Jones does so much more successfully, in part because he is caught up in it himself. (At points, he veers into outright hagiography, admiringly quoting Chávez's poetry and going out of his way to excuse Chávez's rumored womanizing as the typical behavior of a Venezuelan man.) "Chávez's rise,” Jones writes, “represented the first time in the country’s history that the dark-skinned impoverished majority was seizing power. After decades, even centuries, of running the country like their own personal hacienda, the elites’ grip on the corruption-riddled and exploitative system was suddenly undone.”

Jones certainly captures the adulation of Venezuelans who view Chávez as a hero. Like Chávez and his most ardent supporters, Jones sees almost all criticism of the president as driven by “frustration, paranoia, classism ... racism and loss of power.” Although that is true of some of the more hysterical charges against Chávez, even the more measured criticisms — about his tendency to rule by decree and dismantle checks on executive power, for example — are, in Jones’s telling, just the baseless hypocrisy of opponents with sinister motives.
Jones is right, however, in describing those opponents, in both Venezuela and Washington, as inept.

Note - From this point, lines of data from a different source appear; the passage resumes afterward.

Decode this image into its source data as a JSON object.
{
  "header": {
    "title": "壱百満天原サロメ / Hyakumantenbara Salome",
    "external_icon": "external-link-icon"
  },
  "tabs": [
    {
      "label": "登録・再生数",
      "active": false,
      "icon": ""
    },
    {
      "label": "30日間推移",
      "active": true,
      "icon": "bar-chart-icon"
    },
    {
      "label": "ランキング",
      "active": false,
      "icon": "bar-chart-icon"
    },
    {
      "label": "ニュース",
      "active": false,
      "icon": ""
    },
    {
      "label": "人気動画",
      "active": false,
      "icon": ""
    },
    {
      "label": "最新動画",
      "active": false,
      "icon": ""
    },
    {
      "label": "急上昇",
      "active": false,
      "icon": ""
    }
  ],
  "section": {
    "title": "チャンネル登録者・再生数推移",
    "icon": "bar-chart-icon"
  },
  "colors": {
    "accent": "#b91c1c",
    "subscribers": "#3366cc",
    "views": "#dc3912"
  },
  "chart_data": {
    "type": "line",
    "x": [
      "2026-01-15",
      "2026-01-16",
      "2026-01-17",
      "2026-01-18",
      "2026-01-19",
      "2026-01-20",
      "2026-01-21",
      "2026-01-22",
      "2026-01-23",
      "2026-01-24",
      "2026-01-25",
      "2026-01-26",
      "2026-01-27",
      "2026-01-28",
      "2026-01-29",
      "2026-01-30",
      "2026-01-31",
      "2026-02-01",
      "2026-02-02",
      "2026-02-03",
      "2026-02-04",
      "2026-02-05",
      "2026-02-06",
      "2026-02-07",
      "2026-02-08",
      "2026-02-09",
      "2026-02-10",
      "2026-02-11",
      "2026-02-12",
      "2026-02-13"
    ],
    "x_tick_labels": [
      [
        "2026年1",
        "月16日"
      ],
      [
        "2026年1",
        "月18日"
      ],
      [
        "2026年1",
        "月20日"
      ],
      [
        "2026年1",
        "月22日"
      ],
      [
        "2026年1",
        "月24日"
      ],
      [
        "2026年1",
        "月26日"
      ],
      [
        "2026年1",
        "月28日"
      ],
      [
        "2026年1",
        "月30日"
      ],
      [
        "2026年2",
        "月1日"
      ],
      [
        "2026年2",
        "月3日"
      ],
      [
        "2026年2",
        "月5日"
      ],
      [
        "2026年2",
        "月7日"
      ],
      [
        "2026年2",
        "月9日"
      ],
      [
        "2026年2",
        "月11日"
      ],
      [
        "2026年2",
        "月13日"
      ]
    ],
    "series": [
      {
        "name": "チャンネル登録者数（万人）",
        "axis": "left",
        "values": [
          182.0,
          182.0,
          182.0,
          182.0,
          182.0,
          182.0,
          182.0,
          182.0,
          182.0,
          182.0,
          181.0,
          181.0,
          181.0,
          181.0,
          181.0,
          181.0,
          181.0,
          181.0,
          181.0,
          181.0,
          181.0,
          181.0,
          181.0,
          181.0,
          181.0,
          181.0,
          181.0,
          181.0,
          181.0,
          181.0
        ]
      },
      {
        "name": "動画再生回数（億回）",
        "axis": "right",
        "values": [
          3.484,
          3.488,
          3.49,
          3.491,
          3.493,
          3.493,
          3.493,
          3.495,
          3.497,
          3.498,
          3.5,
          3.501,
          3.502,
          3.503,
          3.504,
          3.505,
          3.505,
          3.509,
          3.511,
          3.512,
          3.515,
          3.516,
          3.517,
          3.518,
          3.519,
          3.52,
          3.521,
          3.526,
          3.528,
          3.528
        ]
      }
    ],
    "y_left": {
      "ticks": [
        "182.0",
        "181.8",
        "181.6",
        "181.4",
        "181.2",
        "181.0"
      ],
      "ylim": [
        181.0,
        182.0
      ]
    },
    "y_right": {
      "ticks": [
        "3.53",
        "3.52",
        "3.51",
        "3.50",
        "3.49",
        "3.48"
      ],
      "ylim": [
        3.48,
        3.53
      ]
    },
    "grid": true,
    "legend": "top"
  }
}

Business leaders tried to unseat Chávez by shutting down the economy with a general strike and ended up giving him an excuse to kick them out of the oil industry just as prices were going through the roof. The political opposition tried to overthrow him in a 2002 coup and ended up discrediting itself as an enemy of democracy. United States officials denounced Chávez as a “hyena” and a “negative force in the region,” and ended up legitimating him as a proud Latin American nationalist bravely standing up to United States imperialism. As Jones makes clear, Chávez has won every confrontation he has been involved in.

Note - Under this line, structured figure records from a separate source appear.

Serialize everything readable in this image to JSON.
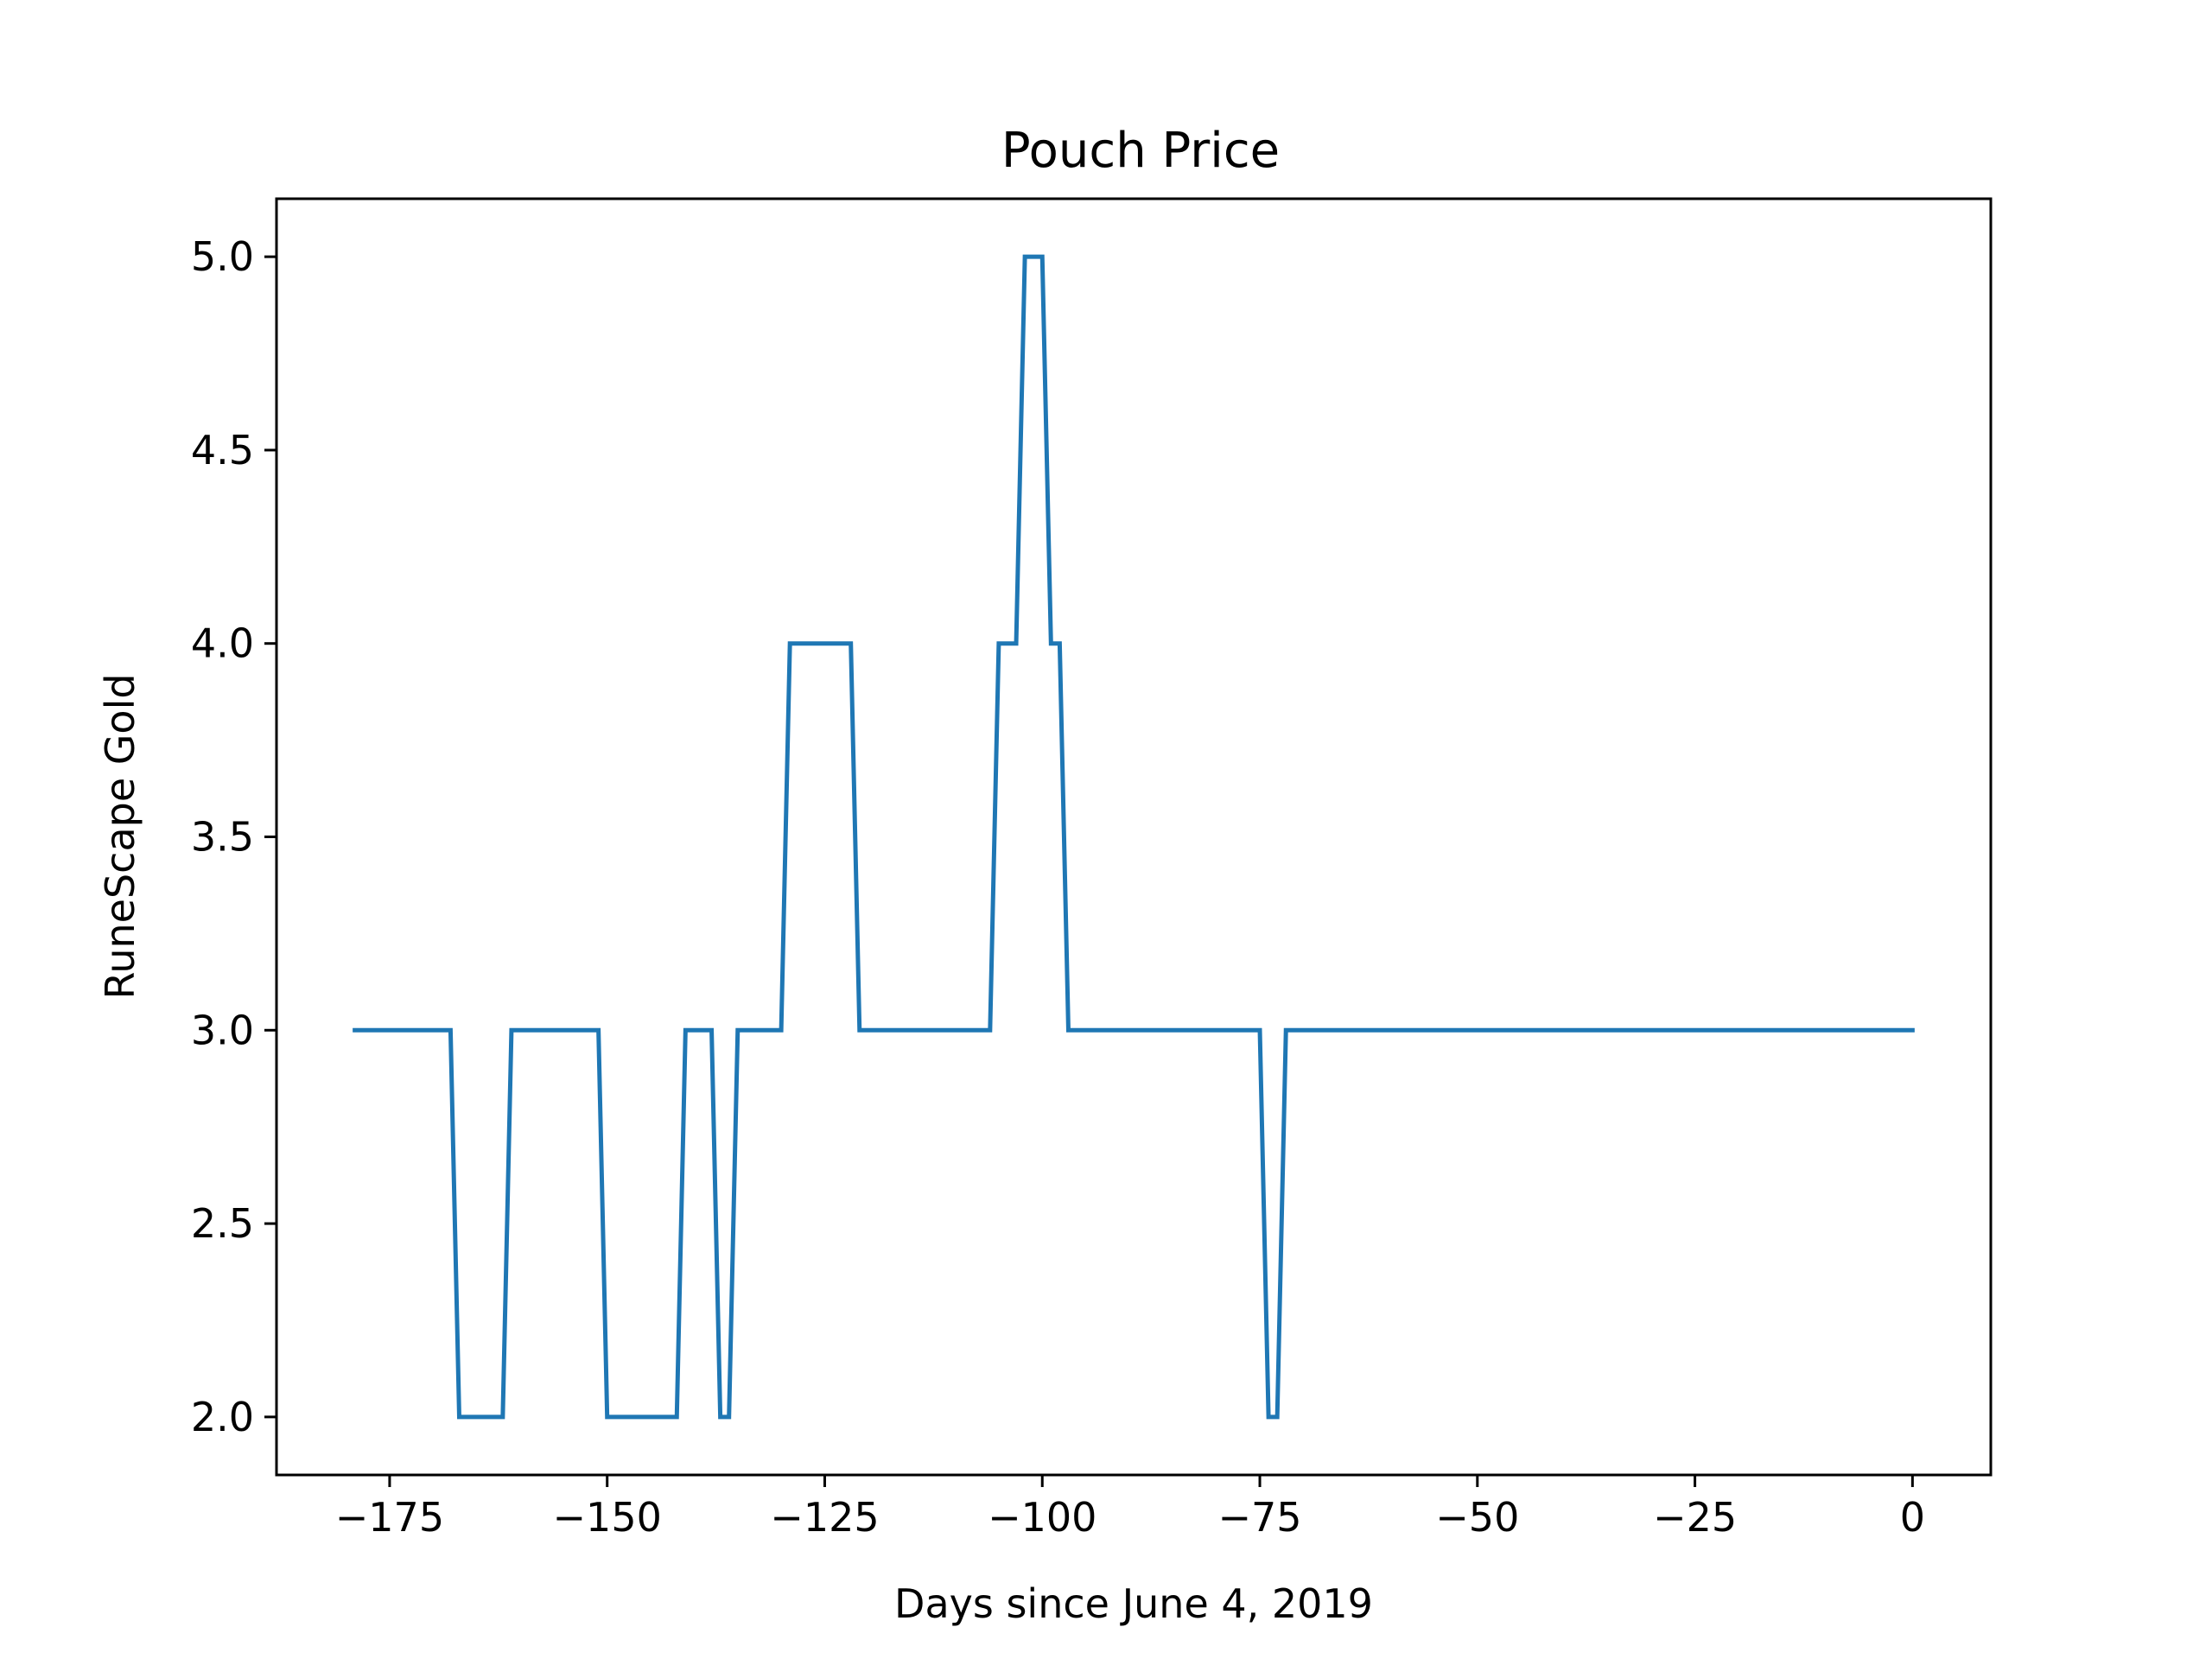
{
  "chart_data": {
    "type": "line",
    "title": "Pouch Price",
    "xlabel": "Days since June 4, 2019",
    "ylabel": "RuneScape Gold",
    "xlim": [
      -188,
      9
    ],
    "ylim": [
      1.85,
      5.15
    ],
    "xticks": [
      -175,
      -150,
      -125,
      -100,
      -75,
      -50,
      -25,
      0
    ],
    "xtick_labels": [
      "−175",
      "−150",
      "−125",
      "−100",
      "−75",
      "−50",
      "−25",
      "0"
    ],
    "yticks": [
      2.0,
      2.5,
      3.0,
      3.5,
      4.0,
      4.5,
      5.0
    ],
    "ytick_labels": [
      "2.0",
      "2.5",
      "3.0",
      "3.5",
      "4.0",
      "4.5",
      "5.0"
    ],
    "grid": false,
    "series": [
      {
        "color": "#1f77b4",
        "x": [
          -179,
          -168,
          -167,
          -162,
          -161,
          -151,
          -150,
          -142,
          -141,
          -138,
          -137,
          -136,
          -135,
          -130,
          -129,
          -122,
          -121,
          -106,
          -105,
          -103,
          -102,
          -100,
          -99,
          -98,
          -97,
          -75,
          -74,
          -73,
          -72,
          0
        ],
        "y": [
          3,
          3,
          2,
          2,
          3,
          3,
          2,
          2,
          3,
          3,
          2,
          2,
          3,
          3,
          4,
          4,
          3,
          3,
          4,
          4,
          5,
          5,
          4,
          4,
          3,
          3,
          2,
          2,
          3,
          3
        ]
      }
    ]
  }
}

In 2002, after the White House ham-handedly praised the short-lived coup in Caracas as a victory for democracy, Chávez issued a public challenge to President Bush. Waving a dollar bill in the air, he proposed to bet which of them would last longer in office. Now that Chávez has outmaneuvered or outlasted almost every one of his opponents, it is a wager that he is all but certain to win. He has suggested 2030 as the year when he might consider his revolution complete — a revolution that, Jones writes, is certain to alter the landscape of Venezuela and of Latin America.
In fact, much less has changed, for better or for worse, than Chávez's brash declarations and outsize profile would suggest. Chávez is not the bold revolutionary who has turned back the tide of history; nor is he the evil-genius dictator who has subverted democracy and the market throughout the hemisphere.

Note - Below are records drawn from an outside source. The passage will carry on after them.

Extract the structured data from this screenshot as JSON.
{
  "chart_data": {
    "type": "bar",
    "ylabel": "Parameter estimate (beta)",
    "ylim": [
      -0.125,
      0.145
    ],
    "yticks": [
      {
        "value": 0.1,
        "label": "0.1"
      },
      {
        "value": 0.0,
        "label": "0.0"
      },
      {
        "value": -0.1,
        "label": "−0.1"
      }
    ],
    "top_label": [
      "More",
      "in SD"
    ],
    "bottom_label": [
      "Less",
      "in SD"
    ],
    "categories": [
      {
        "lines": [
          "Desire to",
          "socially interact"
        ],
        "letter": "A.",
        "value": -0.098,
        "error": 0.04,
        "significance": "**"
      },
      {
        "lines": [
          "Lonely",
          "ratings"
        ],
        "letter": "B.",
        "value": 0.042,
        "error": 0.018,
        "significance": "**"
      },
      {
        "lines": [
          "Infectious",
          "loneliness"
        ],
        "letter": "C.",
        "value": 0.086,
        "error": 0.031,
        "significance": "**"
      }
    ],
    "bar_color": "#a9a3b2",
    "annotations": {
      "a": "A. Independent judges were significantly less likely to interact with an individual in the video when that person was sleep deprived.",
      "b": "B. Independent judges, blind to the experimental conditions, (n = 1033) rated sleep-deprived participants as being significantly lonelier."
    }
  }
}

Despite his many well-financed, willfully provocative diplomatic initiatives in the region and elsewhere, the actual results of his foreign policy have been paltry: most of Latin America has accepted his money without embracing Chávez as a leader or a model. Within Venezuela, unemployment remains high, poverty has fallen only with rises in the price of oil (just as it has in past oil booms), and the main human-development indicators are little changed. Most remarkably, inequality and corruption have, by most measures, gotten marginally worse. From here on, with all his enemies vanquished, Chávez will have no one but himself to blame for the empty promises of his revolution.




Daniel Kurtz-Phelan is a senior editor at Foreign Affairs.